An Attention Management solution to email overload

Craig Roth has posted his view on how the (Enterprise) Attention Management lens can look at the technical side of email to help with the information overload issue.  E-mail Overload: No Cure, but Enterprise Attention Management Can Shed Some Light

Craig Roth view of using EAM for email overloadThe most popular “overload” topic in offices today is e-mail. But after all these years of incremental improvement to IBM Lotus Notes and Microsoft Exchange, surely there can’t be any low-hanging fruit left to pick to help people manage inbox overload. Or is there?

The Enterprise Attention Management Conceptual Architecture to the rescue!  Rather than relying on a set of personal pet peeves or specific annoyances that have happened in recent memory, a model such as the EAM conceptual architecture provides a systematic approach for analyzing the attentional characteristics of a system.

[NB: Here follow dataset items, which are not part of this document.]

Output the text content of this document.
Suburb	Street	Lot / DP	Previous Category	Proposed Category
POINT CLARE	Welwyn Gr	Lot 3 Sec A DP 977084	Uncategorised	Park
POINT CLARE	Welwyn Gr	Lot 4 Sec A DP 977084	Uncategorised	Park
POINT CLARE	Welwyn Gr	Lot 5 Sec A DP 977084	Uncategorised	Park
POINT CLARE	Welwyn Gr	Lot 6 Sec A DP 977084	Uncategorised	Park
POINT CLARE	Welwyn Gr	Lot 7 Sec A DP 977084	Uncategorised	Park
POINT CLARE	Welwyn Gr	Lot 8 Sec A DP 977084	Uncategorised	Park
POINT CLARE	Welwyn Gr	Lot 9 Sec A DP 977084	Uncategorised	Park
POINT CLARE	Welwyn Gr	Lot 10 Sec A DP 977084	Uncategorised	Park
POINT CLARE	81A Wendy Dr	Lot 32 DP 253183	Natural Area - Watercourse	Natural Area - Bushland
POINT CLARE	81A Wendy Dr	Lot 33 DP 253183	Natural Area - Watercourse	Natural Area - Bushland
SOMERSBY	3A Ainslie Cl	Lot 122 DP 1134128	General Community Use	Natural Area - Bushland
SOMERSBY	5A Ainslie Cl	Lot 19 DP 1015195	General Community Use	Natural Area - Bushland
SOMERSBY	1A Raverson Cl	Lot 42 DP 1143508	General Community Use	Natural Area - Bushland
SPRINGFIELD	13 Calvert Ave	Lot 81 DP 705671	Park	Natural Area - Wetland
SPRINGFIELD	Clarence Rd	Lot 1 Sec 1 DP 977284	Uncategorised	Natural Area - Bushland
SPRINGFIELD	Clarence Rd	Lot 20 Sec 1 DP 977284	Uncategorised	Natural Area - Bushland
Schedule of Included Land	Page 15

A number of Craig's suggestions fall in line with what I've thought and commented on before.  He also includes some interesting aspects associated with attention: making it easy to turn off notifications (I think they should be off by default); scheduling email deliveries (instead of "all the time"); more flexible / powerful rules... 

These are all technical solutions that it would be nice to have.  We still have to deal with the human side: Don't abuse the power of sending email.  The inbox is not meant to be a task list.

4 Comment(s)

AbigailG Author Profile Page said:

Some of these ideas look like they might be addressed by Google Wave. Of course, it doesn't really exist yet...

If I had more time, I might create a table with each of these elements in a list and what applications (or future applications, like Wave) cover these areas and how. Outlook can do many of the things listed, particularly in combination with Exchange Server within an enterprise. I assume much of this can be done with Lotus Notes - and would hope better from all the props Notes got in the early KM days. And Google Wave covers a number of these areas too. Even plain ole GMail has some coverage.

Craig Roth said:

I don't think I saw any of this in the online Wave demo, but after an hour it all starts to blur ... And as AbigailG said, it's hard to tell what it does now while it's still breeding in the lab somewhere.

To Jack's comment, it would indeed be great to get a table of how different email systems can do these things. I'd also like to know more than just whether it's possible (you can do almost anything with coding), but how easy: default, one-click, buried in menus/options, SMOP (simple matter of programming). I have an email out to my Notes contact to see how much of this they do - I'm guessing it's more than Outlook on the surface level (not buried in options or requiring APIs).

Jack Vinson Author Profile Page said:

I've set up a PBWiki with this table in it, starting with Outlook, Notes, Google, and "other." Craig, it would be great if you could dump the full text description of each element into the table. Anyone with a PBWiki account is free to update the table.